Soil moisture information is an important factor in the fields of hydrology, meteorology and climatology. For hydrological applications, soil moisture data with a spatial resolution of 1 km are often requested. Current remote sensing methods are limited to a spatial resolution of 25 – 50 km. This study was motivated by the need to improve the resolution of soil moisture information. The aim was to produce and make a first evaluation of scaling information that could be used for validating spatial downscaling of scatterometer derived soil moisture information to achieve a resolution of 1 km.

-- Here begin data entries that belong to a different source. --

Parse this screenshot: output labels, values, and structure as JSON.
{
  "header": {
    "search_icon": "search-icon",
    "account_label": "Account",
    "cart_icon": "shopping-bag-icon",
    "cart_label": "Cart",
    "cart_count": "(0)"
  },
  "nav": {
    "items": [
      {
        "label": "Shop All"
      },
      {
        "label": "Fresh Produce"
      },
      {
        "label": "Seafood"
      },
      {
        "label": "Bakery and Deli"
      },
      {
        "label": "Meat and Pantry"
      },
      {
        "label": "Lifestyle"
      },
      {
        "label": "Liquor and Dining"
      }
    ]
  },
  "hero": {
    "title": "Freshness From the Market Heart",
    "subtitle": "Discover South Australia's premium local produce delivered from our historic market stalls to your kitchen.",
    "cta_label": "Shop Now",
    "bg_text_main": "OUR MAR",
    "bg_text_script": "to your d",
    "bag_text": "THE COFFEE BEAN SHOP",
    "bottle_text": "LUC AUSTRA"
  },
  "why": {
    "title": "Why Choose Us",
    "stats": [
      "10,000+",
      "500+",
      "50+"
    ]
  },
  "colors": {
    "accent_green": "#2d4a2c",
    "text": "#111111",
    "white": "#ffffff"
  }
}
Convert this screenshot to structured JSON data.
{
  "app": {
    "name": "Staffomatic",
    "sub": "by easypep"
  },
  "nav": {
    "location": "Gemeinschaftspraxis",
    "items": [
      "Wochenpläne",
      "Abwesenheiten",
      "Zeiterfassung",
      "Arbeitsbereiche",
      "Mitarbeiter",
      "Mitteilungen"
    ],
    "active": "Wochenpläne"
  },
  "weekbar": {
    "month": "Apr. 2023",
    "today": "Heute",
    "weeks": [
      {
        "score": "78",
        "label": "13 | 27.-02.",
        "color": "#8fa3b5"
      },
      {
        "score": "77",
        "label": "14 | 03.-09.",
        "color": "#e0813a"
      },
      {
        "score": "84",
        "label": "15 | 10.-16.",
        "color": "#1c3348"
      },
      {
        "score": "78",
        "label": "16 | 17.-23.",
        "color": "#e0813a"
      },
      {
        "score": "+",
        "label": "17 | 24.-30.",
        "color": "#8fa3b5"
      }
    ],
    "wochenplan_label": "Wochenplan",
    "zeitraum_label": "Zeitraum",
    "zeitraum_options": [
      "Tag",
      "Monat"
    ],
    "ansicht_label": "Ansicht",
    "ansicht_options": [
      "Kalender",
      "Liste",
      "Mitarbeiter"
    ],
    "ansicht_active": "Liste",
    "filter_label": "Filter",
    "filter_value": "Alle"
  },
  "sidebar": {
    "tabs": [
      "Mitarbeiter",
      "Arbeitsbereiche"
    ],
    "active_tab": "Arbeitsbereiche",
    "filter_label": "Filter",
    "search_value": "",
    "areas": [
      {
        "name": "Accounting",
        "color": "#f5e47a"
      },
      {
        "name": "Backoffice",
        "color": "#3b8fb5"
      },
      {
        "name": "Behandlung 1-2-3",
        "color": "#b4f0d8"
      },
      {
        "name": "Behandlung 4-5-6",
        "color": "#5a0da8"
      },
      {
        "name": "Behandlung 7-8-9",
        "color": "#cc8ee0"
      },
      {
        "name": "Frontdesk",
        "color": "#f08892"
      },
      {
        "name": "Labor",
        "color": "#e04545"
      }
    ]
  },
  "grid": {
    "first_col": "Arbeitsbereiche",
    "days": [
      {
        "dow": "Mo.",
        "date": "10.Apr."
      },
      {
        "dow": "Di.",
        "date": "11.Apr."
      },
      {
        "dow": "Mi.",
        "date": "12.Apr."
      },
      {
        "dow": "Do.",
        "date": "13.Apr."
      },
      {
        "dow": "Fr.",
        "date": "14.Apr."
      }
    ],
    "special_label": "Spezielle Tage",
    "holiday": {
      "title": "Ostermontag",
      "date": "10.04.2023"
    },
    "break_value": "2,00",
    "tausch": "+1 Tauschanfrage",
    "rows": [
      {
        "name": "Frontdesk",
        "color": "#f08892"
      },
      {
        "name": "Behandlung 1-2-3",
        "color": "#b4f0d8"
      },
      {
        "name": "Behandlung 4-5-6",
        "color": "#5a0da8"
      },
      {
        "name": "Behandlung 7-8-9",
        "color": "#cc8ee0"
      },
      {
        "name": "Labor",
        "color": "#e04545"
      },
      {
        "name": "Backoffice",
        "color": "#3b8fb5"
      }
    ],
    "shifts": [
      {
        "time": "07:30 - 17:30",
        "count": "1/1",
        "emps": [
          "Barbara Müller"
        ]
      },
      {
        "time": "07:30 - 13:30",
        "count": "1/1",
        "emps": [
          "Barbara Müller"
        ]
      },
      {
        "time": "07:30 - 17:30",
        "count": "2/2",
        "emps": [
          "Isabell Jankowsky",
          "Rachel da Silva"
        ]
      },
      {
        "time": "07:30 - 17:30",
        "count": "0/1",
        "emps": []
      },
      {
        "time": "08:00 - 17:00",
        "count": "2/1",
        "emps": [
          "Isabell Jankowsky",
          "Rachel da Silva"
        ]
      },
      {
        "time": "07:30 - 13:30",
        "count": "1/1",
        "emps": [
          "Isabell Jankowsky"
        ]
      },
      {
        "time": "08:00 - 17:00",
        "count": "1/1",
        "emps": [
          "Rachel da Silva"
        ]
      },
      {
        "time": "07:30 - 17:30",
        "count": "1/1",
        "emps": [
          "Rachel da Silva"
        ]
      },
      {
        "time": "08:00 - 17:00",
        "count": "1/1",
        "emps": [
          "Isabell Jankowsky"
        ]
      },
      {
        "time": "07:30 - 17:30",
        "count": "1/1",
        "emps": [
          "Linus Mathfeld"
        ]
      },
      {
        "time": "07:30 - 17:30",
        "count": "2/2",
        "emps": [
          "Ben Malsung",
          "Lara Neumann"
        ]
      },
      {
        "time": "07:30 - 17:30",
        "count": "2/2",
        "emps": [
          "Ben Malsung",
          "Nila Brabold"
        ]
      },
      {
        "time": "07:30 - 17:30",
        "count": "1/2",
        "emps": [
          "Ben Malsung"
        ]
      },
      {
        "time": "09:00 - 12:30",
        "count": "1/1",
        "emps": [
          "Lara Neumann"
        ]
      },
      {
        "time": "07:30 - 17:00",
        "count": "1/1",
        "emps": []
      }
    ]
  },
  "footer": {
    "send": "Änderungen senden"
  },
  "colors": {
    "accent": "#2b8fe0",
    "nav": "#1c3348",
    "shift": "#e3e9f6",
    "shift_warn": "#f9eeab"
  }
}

The backscatter intensity from surface scattering is largely determined by the moisture content in the upper few centimetres of the soil. Based on the assumption that soil moisture is mainly driven by large scale atmospheric forcing, the local and regional soil moisture content is likely to be well correlated. Therefore, also the backscatter intensity on the two scales is expected to show similar scaling properties. By using time series of ENVISAT ASAR data, a measure of the temporal correlation between the backscatter intensities on the two scales can be calculated. For locations where a high temporal correlation is achieved, the regional soil moisture estimates can be used directly on the 1 km scale. Scaling information for a large part of the African continent was produced and the influence of land cover was analysed.
It is concluded that there is a high potential for downscaling scatterometer derived soil moisture information for agricultural regions, including cropland and pasture, and over range land, which includes savannas and land covered with grass or shrub.